1956—1 mortgage—$7,000

1957—1 mortgage—$7,100 (½ interest)

1958—No mortgages

1959—1 mortgage—$2,500

1960—2 mortgages—$6,600

1961—4 mortgages—$22,412.20

1962—1 mortgage—$4,000.00 (no bonus or discount)

1963—3 mortgages—$17,000.00 (no bonus or discount)
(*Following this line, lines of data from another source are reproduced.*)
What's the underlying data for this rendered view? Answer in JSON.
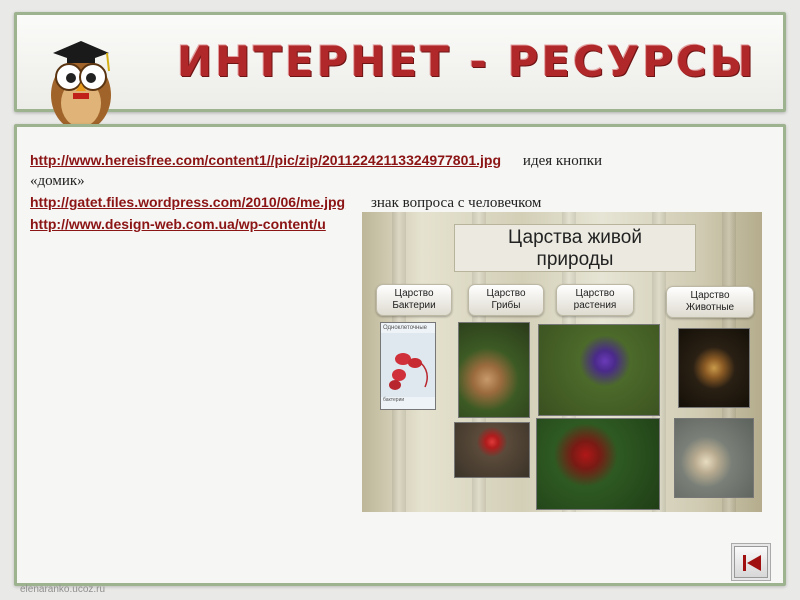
{
  "header": {
    "title": "ИНТЕРНЕТ - РЕСУРСЫ"
  },
  "content": {
    "link1": "http://www.hereisfree.com/content1//pic/zip/20112242113324977801.jpg",
    "desc1": "идея кнопки",
    "desc1b": "«домик»",
    "link2": "http://gatet.files.wordpress.com/2010/06/me.jpg",
    "desc2": "знак вопроса с человечком",
    "link3": "http://www.design-web.com.ua/wp-content/u"
  },
  "embed": {
    "title_line1": "Царства живой",
    "title_line2": "природы",
    "buttons": [
      {
        "line1": "Царство",
        "line2": "Бактерии"
      },
      {
        "line1": "Царство",
        "line2": "Грибы"
      },
      {
        "line1": "Царство",
        "line2": "растения"
      },
      {
        "line1": "Царство",
        "line2": "Животные"
      }
    ],
    "bacteria_caption": "Одноклеточные",
    "bacteria_sub": "бактерии"
  },
  "footer": "elenaranko.ucoz.ru",
  "colors": {
    "accent": "#b0282a",
    "frame": "#9db390",
    "link": "#8b1414"
  }
}
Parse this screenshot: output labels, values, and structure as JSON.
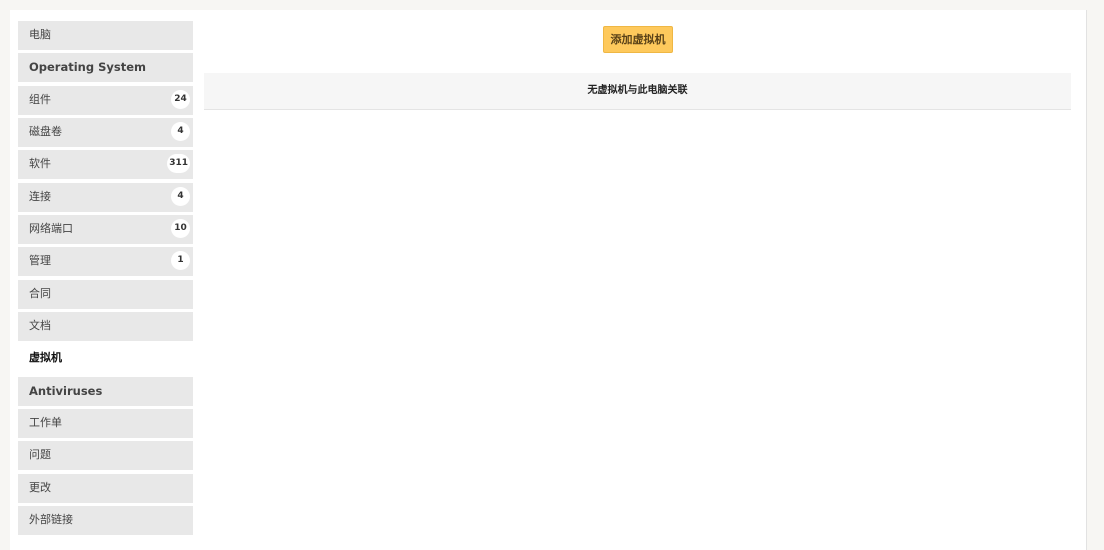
{
  "sidebar": {
    "items": [
      {
        "label": "电脑"
      },
      {
        "label": "Operating System"
      },
      {
        "label": "组件",
        "count": "24"
      },
      {
        "label": "磁盘卷",
        "count": "4"
      },
      {
        "label": "软件",
        "count": "311"
      },
      {
        "label": "连接",
        "count": "4"
      },
      {
        "label": "网络端口",
        "count": "10"
      },
      {
        "label": "管理",
        "count": "1"
      },
      {
        "label": "合同"
      },
      {
        "label": "文档"
      },
      {
        "label": "虚拟机",
        "active": true
      },
      {
        "label": "Antiviruses"
      },
      {
        "label": "工作单"
      },
      {
        "label": "问题"
      },
      {
        "label": "更改"
      },
      {
        "label": "外部链接"
      }
    ]
  },
  "main": {
    "add_button_label": "添加虚拟机",
    "empty_message": "无虚拟机与此电脑关联"
  },
  "colors": {
    "tab_background": "#e8e8e8",
    "active_tab_background": "#ffffff",
    "button_background": "#fec95c",
    "page_background": "#f7f6f3"
  }
}
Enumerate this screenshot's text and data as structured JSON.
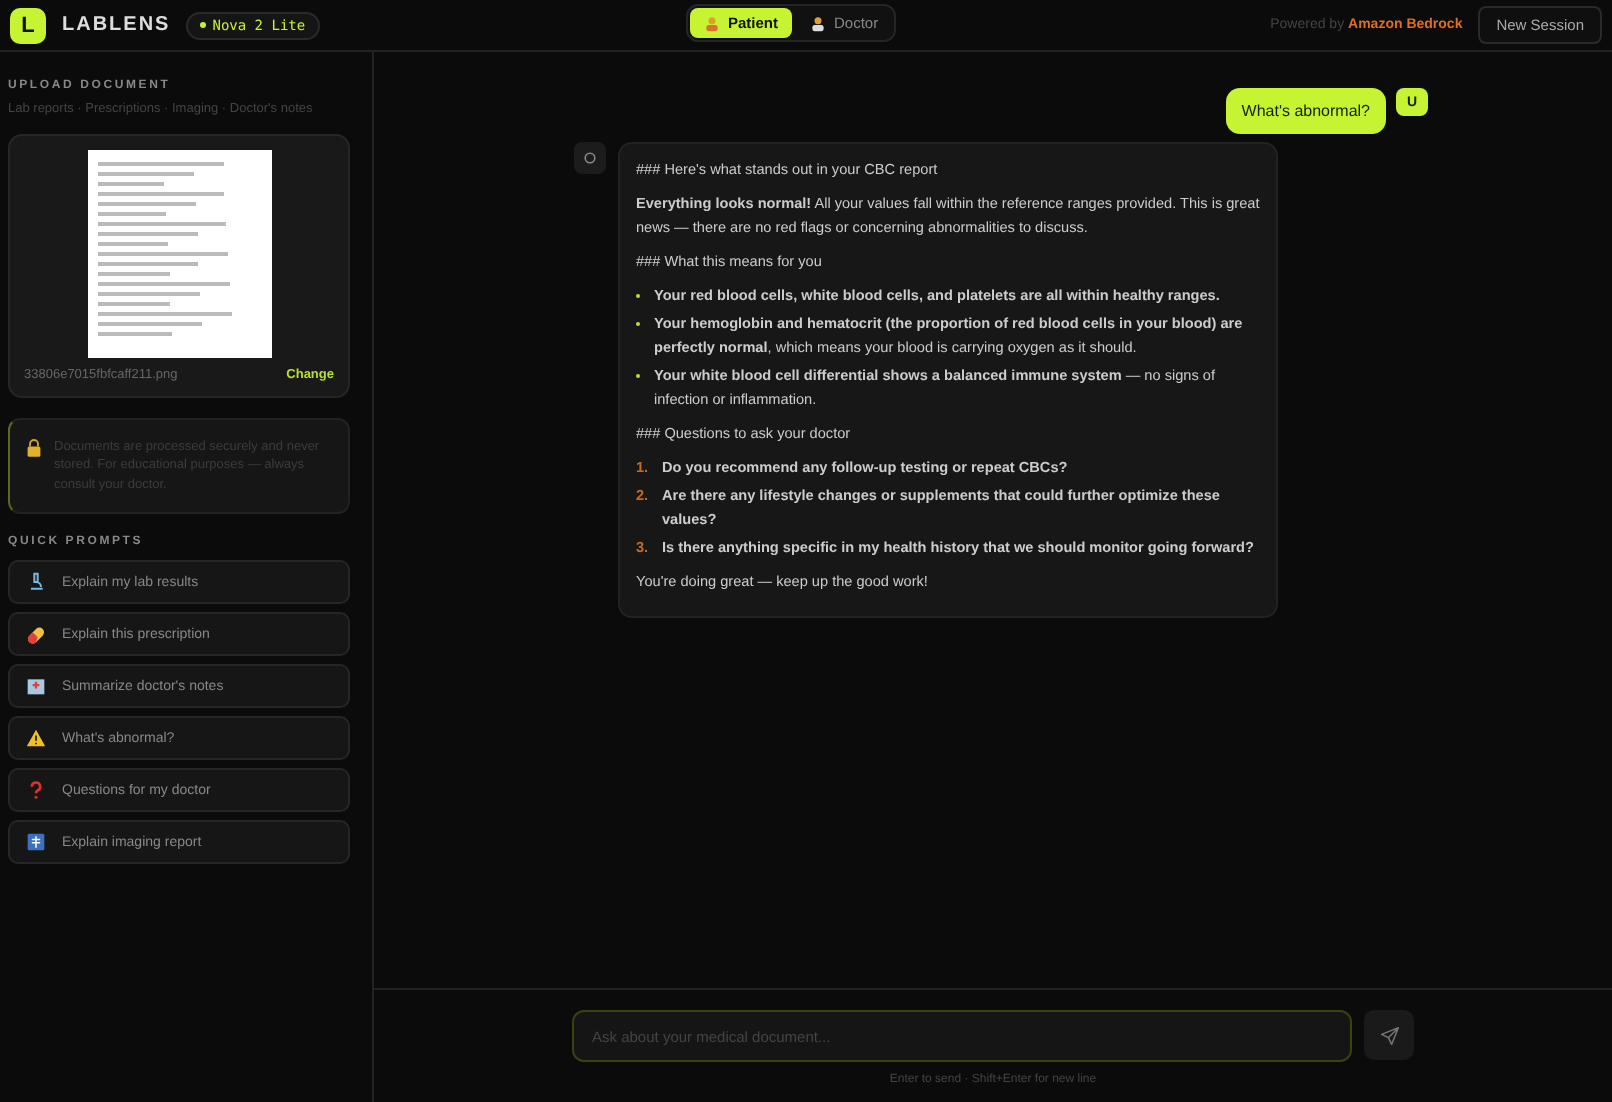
{
  "header": {
    "logo_letter": "L",
    "brand": "LABLENS",
    "model_badge": "Nova 2 Lite",
    "mode_tabs": [
      {
        "label": "Patient",
        "kind": "patient",
        "selected": true
      },
      {
        "label": "Doctor",
        "kind": "doctor",
        "selected": false
      }
    ],
    "powered_prefix": "Powered by",
    "powered_name": "Amazon Bedrock",
    "new_session": "New Session"
  },
  "sidebar": {
    "upload_title": "UPLOAD DOCUMENT",
    "upload_subtitle": "Lab reports · Prescriptions · Imaging · Doctor's notes",
    "file": {
      "name": "33806e7015fbfcaff211.png",
      "action": "Change"
    },
    "notice": "Documents are processed securely and never stored. For educational purposes — always consult your doctor.",
    "quick_prompts_title": "QUICK PROMPTS",
    "quick_prompts": [
      {
        "label": "Explain my lab results",
        "kind": "microscope"
      },
      {
        "label": "Explain this prescription",
        "kind": "pill"
      },
      {
        "label": "Summarize doctor's notes",
        "kind": "hospital"
      },
      {
        "label": "What's abnormal?",
        "kind": "warning"
      },
      {
        "label": "Questions for my doctor",
        "kind": "question"
      },
      {
        "label": "Explain imaging report",
        "kind": "xray"
      }
    ]
  },
  "messages": [
    {
      "kind": "user",
      "avatar": "U",
      "text": "What's abnormal?"
    },
    {
      "kind": "assistant",
      "blocks": [
        {
          "kind": "paragraph",
          "text": "### Here's what stands out in your CBC report"
        },
        {
          "kind": "paragraph",
          "text": "**Everything looks normal!** All your values fall within the reference ranges provided. This is great news — there are no red flags or concerning abnormalities to discuss."
        },
        {
          "kind": "paragraph",
          "text": "### What this means for you"
        },
        {
          "kind": "bullets",
          "items": [
            "**Your red blood cells, white blood cells, and platelets are all within healthy ranges.**",
            "**Your hemoglobin and hematocrit (the proportion of red blood cells in your blood) are perfectly normal**, which means your blood is carrying oxygen as it should.",
            "**Your white blood cell differential shows a balanced immune system** — no signs of infection or inflammation."
          ]
        },
        {
          "kind": "paragraph",
          "text": "### Questions to ask your doctor"
        },
        {
          "kind": "numbered",
          "items": [
            {
              "num": "1.",
              "text": "Do you recommend any follow-up testing or repeat CBCs?"
            },
            {
              "num": "2.",
              "text": "Are there any lifestyle changes or supplements that could further optimize these values?"
            },
            {
              "num": "3.",
              "text": "Is there anything specific in my health history that we should monitor going forward?"
            }
          ]
        },
        {
          "kind": "paragraph",
          "text": "You're doing great — keep up the good work!"
        }
      ]
    }
  ],
  "composer": {
    "placeholder": "Ask about your medical document...",
    "hint": "Enter to send · Shift+Enter for new line"
  }
}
As stated, appellant acquired his one-half interest in the mortgage in issue here in 1957, and it was the only acquisition in that year. Appellant’s purchases were not speculative and, according to his evidence, they were made after he had inspected each property and reached a decision that each mortgage was a safe investment for him.

In my opinion, this pattern of appellant’s activities was consistent with the making of personal investments out of his savings and not with the carrying on of a business. It follows that the amount of $700, received in 1962, represented a capital gain and not taxable income.

I would allow the appeal and direct that the assessement be referred back for reconsideration in accordance with these reasons. The appellant is entitled to his costs throughout.

Appeal allowed with costs.

Solicitors for the appellant: MacKenzie, Wood & Good-child, Toronto.

Solicitor for the respondent: D.S. Maxwell, Ottawa.

 



[1] [1967] 1 Ex. C.R. 199, [1967] C.T.C. 66, 67 D.T.C. 5045.

[2] [1967] 1 Ex. C.R. 199, [1967] C.T.C. 66, 67 D.T.C. 5045.

[3] [1968] S.C.R. 957, [1968] C.T.C. 446, 68 D.T.C. 5291.

[4] [1963] S.C.R. 223, [1963] C.T.C. 176, 63 D.T.C. 1121, 38 D.L.R. 2d) 346.